Luke Wright: Fringe Poesy 2

By | Published on Tuesday 13 August 2013

Luke Wright

Fringe favourite Luke Wright entertains you, the ThreeWeeks reader, with a weekly poem for Festival 2013. Enjoy the second below, then catch Luke’s show ‘Essex Lion’ at Assembly George Square.

Conkers
BACK TO SCHOOL the shop front posters yell,
all freckled kids and cheesy chalk mark font
and just as all around us starts to die
our children are renewed with pencil cases
and anecdotes of summer holidays,
the corridors a full size smaller now.

Then after bell they’re out across the road
like truffle pigs in brand new lace up shoes.
They snuffle out the polished antique brown
till pockets swell and only trampled shells
are left beneath the glum horse chestnut tree.
They’re tearing home now: Mum!
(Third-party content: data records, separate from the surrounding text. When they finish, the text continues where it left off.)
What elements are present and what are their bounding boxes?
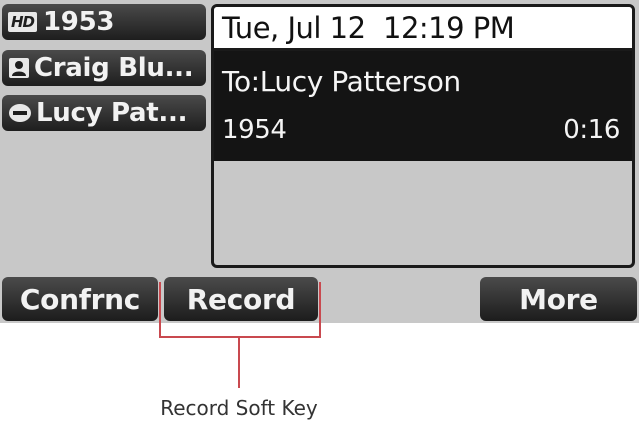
line-key-label: Lucy Pat...: [36, 98, 188, 128]
line-key-label: 1953: [43, 7, 115, 37]
line-key-1953[interactable]: HD 1953: [2, 4, 206, 40]
line-key-craig-blu[interactable]: Craig Blu...: [2, 50, 206, 86]
hd-badge-icon: HD: [8, 12, 39, 32]
call-recipient: To:Lucy Patterson: [222, 65, 461, 98]
active-call-icon: [8, 102, 32, 124]
more-soft-key[interactable]: More: [480, 277, 637, 321]
call-panel: Tue, Jul 12 12:19 PM To:Lucy Patterson 1…: [211, 4, 635, 268]
active-call-row[interactable]: To:Lucy Patterson 1954 0:16: [214, 51, 632, 161]
call-number: 1954: [222, 115, 287, 145]
callout-bracket: [159, 282, 321, 338]
person-icon: [8, 57, 30, 79]
line-key-lucy-pat[interactable]: Lucy Pat...: [2, 95, 206, 131]
call-duration: 0:16: [563, 115, 620, 145]
date-time: Tue, Jul 12 12:19 PM: [214, 7, 632, 51]
callout-line: [238, 338, 240, 388]
confrnc-soft-key[interactable]: Confrnc: [2, 277, 158, 321]
phone-screen: HD 1953 Craig Blu... Lucy Pat... Tue, Ju…: [0, 0, 639, 323]
line-key-label: Craig Blu...: [34, 53, 194, 83]
callout-label: Record Soft Key: [160, 396, 318, 420]
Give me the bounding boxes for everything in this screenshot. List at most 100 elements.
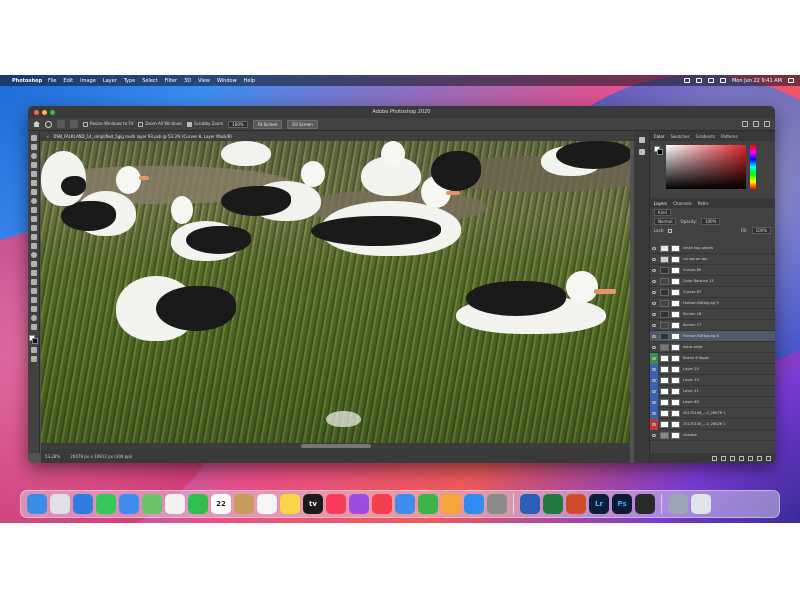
photoshop-icon[interactable]: Ps [612, 494, 632, 514]
menu-select[interactable]: Select [142, 78, 157, 84]
home-icon[interactable] [33, 121, 40, 127]
layer-mask-thumbnail[interactable] [671, 398, 680, 406]
document-canvas[interactable] [41, 141, 630, 451]
layer-row[interactable]: Curves 67 [650, 287, 775, 298]
layer-mask-thumbnail[interactable] [671, 244, 680, 252]
layer-row[interactable]: Kurven 17 [650, 320, 775, 331]
preview-icon[interactable] [668, 494, 688, 514]
zoom-all-windows-option[interactable]: Zoom All Windows [138, 121, 182, 127]
menu-window[interactable]: Window [217, 78, 237, 84]
control-center-icon[interactable] [719, 78, 726, 83]
layer-row[interactable]: small hop pieces [650, 243, 775, 254]
frame-tool-icon[interactable] [30, 180, 37, 186]
zoom-out-button[interactable] [70, 120, 78, 128]
app-store-icon[interactable] [464, 494, 484, 514]
maps-icon[interactable] [142, 494, 162, 514]
hue-slider[interactable] [750, 145, 756, 189]
tab-paths[interactable]: Paths [698, 201, 709, 206]
blur-tool-icon[interactable] [30, 252, 37, 258]
mail-icon[interactable] [119, 494, 139, 514]
fit-screen-button[interactable]: Fit Screen [252, 119, 283, 129]
type-tool-icon[interactable] [30, 279, 37, 285]
layer-mask-thumbnail[interactable] [671, 277, 680, 285]
layer-mask-thumbnail[interactable] [671, 409, 680, 417]
tab-color[interactable]: Color [654, 134, 664, 139]
layer-thumbnail[interactable] [660, 299, 669, 307]
healing-brush-icon[interactable] [30, 198, 37, 204]
launchpad-icon[interactable] [50, 494, 70, 514]
layer-mask-thumbnail[interactable] [671, 420, 680, 428]
contacts-icon[interactable] [234, 494, 254, 514]
close-tab-icon[interactable]: × [46, 134, 49, 139]
workspace-icon[interactable] [753, 121, 759, 127]
dodge-tool-icon[interactable] [30, 261, 37, 267]
layer-thumbnail[interactable] [660, 431, 669, 439]
hand-tool-icon[interactable] [30, 306, 37, 312]
layer-thumbnail[interactable] [660, 376, 669, 384]
layer-mask-thumbnail[interactable] [671, 299, 680, 307]
lock-icon[interactable] [668, 228, 673, 233]
system-preferences-icon[interactable] [487, 494, 507, 514]
color-panel-swatches[interactable] [654, 146, 663, 155]
layer-thumbnail[interactable] [660, 365, 669, 373]
eye-icon[interactable] [650, 276, 658, 287]
gradient-tool-icon[interactable] [30, 243, 37, 249]
menu-help[interactable]: Help [244, 78, 255, 84]
layer-row[interactable]: Farbton/Sättigung 8 [650, 331, 775, 342]
eye-icon[interactable] [650, 397, 658, 408]
layer-row[interactable]: Layer 21 [650, 386, 775, 397]
document-tab[interactable]: × DSN_FALKLAND_14_simplified_5gig multi … [40, 131, 640, 141]
quick-select-tool-icon[interactable] [30, 162, 37, 168]
eye-icon[interactable] [650, 331, 658, 342]
music-icon[interactable] [326, 494, 346, 514]
powerpoint-icon[interactable] [566, 494, 586, 514]
display-icon[interactable] [683, 78, 690, 83]
pages-icon[interactable] [441, 494, 461, 514]
status-zoom[interactable]: 53.28% [45, 454, 60, 459]
eye-icon[interactable] [650, 287, 658, 298]
layer-kind-filter[interactable]: Kind [654, 209, 671, 216]
layer-mask-thumbnail[interactable] [671, 431, 680, 439]
layer-mask-thumbnail[interactable] [671, 288, 680, 296]
layer-mask-thumbnail[interactable] [671, 376, 680, 384]
more-tools-icon[interactable] [30, 324, 37, 330]
opacity-field[interactable]: 100% [700, 218, 721, 225]
share-icon[interactable] [764, 121, 770, 127]
wifi-icon[interactable] [695, 78, 702, 83]
layer-thumbnail[interactable] [660, 288, 669, 296]
excel-icon[interactable] [543, 494, 563, 514]
layer-thumbnail[interactable] [660, 420, 669, 428]
fill-screen-button[interactable]: Fill Screen [287, 119, 318, 129]
eye-icon[interactable] [650, 375, 658, 386]
menu-filter[interactable]: Filter [165, 78, 177, 84]
podcasts-icon[interactable] [349, 494, 369, 514]
trash-icon[interactable] [691, 494, 711, 514]
layer-row[interactable]: Kurven 18 [650, 309, 775, 320]
crop-tool-icon[interactable] [30, 171, 37, 177]
menu-app-name[interactable]: Photoshop [12, 78, 42, 84]
menu-type[interactable]: Type [124, 78, 135, 84]
add-mask-icon[interactable] [730, 455, 735, 461]
fill-field[interactable]: 100% [751, 227, 771, 234]
eye-icon[interactable] [650, 298, 658, 309]
delete-layer-icon[interactable] [766, 455, 771, 461]
layer-mask-thumbnail[interactable] [671, 343, 680, 351]
scrubby-zoom-option[interactable]: Scrubby Zoom [187, 121, 223, 127]
tab-layers[interactable]: Layers [654, 201, 667, 206]
tab-channels[interactable]: Channels [673, 201, 692, 206]
siri-icon[interactable] [788, 78, 794, 83]
tab-gradients[interactable]: Gradients [696, 134, 716, 139]
eyedropper-tool-icon[interactable] [30, 189, 37, 195]
tab-patterns[interactable]: Patterns [721, 134, 737, 139]
menu-layer[interactable]: Layer [103, 78, 117, 84]
word-icon[interactable] [520, 494, 540, 514]
menu-image[interactable]: Image [80, 78, 96, 84]
pen-tool-icon[interactable] [30, 270, 37, 276]
eye-icon[interactable] [650, 309, 658, 320]
layer-mask-thumbnail[interactable] [671, 354, 680, 362]
eye-icon[interactable] [650, 386, 658, 397]
lightroom-icon[interactable]: Lr [589, 494, 609, 514]
history-panel-icon[interactable] [638, 137, 645, 143]
menu-clock[interactable]: Mon Jun 22 9:41 AM [732, 78, 782, 84]
layer-row[interactable]: 20170108_...0_28026 1 [650, 419, 775, 430]
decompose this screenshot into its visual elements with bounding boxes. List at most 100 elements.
Mum! Look at these.

My father had this ancient hand-wound drill,
though often, mum would skewer them for us
so by the time he walked in, rain-flecked, knackered
the kitchen stunk of vinegar and wood
his dinner late, his boys still uniformed
a mess of string and strategies and glee.

Now every year there’s HEALTH & SAFETY HORROR
as childless journos muse on childhood’s death
but still the children gather up their conkers
and formulate their complex snagging rules.
They cherish bully-twenties, laud their laggies,
how quick the switch from champion to stampsie.